By: Alex Phuong (Two Beers) –
Hedy Lamarr was one of the most beautiful and versatile actresses that Hollywood has ever known. She has played a variety of roles ranging from Joan of Arc in The Story of Mankind (1957) to Delilah in Samson and Delilah (1949). With such beauty and talent, it would seem very strange that Lamarr would have the starring role in a film called The Strange Woman (1946). Nevertheless, Lamarr is definitely the star of this Film Noir classic.
Because of Hedy Lamarr’s undeniable beauty, she radiates throughout the entire film. She might have been in a role as the plain and ordinary-named “Jenny,” but Jenny looks fantastic as a strange and manipulative woman in 1820s New England. Lamarr wears beautiful costumes throughout the picture, and she executes the role very well by bringing Jenny Hager to life out of the pages of Ben Ames Williams’s original novel. This film really is one of Hedy Lamarr’s best films.
In spite of Lamarr’s strong presence on-screen, there is a major plot hole in this film. Jenny Hager is a character born in Bangor, Maine, but her character has a strong Austrian accent. That is a type of plot hole that has occurred numerous times in film history because filmmakers have a tendency to cast stars with big names in order to attract audiences. Even with that slight error in casting a major star, her portrayal of Jenny is still one of Hedy Lamarr’s best film performances.
Film Noir was very popular in the 1940s. It led to some great cinematic achievements, like The Maltese Falcon (1941), as well as some mediocre pictures like Guest in the House (1944).

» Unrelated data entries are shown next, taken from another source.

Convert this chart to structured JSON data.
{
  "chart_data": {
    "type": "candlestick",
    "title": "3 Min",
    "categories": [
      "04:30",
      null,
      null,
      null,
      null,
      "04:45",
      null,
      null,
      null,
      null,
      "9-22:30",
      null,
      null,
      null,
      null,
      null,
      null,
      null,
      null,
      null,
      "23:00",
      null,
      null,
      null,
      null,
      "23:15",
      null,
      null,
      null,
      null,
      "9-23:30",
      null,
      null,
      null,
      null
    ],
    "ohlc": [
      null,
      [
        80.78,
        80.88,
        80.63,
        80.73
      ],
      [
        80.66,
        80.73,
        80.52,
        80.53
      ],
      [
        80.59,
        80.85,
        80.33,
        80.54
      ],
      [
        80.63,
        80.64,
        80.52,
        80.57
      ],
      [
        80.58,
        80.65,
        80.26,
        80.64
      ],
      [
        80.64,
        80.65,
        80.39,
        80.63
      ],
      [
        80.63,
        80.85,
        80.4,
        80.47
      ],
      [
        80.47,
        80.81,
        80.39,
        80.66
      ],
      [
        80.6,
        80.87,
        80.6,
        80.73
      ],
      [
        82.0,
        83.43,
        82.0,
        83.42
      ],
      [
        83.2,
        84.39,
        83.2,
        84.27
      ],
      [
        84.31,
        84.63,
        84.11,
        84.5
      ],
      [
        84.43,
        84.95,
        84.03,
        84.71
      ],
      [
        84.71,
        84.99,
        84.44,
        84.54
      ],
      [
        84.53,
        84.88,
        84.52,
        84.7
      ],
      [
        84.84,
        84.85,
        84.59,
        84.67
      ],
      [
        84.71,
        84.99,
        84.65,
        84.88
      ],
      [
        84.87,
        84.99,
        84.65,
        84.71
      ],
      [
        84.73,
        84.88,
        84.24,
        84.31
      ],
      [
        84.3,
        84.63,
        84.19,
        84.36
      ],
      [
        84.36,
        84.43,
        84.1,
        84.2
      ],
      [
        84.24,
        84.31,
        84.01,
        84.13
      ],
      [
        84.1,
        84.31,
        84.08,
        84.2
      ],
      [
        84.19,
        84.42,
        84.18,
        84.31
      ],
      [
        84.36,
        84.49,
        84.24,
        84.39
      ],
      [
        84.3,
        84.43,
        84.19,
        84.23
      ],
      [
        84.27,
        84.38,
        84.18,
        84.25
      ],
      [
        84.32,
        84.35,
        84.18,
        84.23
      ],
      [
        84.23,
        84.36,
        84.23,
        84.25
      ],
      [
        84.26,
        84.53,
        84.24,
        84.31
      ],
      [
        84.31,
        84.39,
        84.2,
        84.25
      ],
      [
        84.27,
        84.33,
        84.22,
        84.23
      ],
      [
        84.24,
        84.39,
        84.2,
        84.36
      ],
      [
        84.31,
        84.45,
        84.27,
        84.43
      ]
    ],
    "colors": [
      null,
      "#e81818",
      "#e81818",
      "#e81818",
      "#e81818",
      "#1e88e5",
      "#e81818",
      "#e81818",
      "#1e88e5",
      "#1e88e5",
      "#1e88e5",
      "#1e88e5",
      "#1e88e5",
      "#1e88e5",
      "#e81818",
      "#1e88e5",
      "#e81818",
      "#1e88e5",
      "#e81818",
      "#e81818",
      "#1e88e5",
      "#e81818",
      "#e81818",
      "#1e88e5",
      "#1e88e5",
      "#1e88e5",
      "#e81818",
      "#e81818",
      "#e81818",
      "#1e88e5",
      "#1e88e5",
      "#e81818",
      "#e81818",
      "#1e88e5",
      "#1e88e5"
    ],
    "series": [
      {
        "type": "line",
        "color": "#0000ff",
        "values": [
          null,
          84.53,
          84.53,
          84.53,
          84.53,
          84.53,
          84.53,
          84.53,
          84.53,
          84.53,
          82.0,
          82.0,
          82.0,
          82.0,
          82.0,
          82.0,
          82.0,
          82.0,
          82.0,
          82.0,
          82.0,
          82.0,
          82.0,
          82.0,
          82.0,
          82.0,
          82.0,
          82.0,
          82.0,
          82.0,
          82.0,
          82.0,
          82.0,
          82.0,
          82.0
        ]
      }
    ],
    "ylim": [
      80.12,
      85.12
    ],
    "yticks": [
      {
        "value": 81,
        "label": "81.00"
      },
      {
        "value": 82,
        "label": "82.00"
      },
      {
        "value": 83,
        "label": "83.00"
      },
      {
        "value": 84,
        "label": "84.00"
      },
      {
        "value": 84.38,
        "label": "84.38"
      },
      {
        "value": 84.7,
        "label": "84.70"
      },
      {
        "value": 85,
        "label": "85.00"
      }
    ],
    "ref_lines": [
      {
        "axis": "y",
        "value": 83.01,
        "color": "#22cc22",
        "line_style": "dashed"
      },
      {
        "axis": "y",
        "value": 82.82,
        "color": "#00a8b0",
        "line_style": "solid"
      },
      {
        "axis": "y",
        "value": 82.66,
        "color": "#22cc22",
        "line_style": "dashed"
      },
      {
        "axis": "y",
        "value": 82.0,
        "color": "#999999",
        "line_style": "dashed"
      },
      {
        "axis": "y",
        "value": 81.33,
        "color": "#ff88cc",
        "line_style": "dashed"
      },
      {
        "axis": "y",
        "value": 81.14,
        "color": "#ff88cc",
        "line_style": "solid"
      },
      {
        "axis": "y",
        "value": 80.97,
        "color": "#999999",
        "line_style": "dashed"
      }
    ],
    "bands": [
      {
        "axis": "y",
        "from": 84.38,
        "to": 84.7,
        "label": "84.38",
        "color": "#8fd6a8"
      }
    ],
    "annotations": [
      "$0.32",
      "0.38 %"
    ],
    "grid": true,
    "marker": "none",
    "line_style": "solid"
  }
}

Hedy Lamarr had many strong roles during the 1940s and 1950s, and this film contains some of her best work. It might not be one of the greatest films in the film-noir genre, but it is still an interesting film about the roles that women play in society as a whole. Jenny Hager might not be the most admirable character in both literary and film history, but it did allow Hedy Lamarr to showcase her acting skills.
The Strange Woman (1946) Drinking Game
Take a Drink: whenever there is water on-screen (including rain and rivers)
Take a Drink: every times the characters say the name “Mr. Poster.”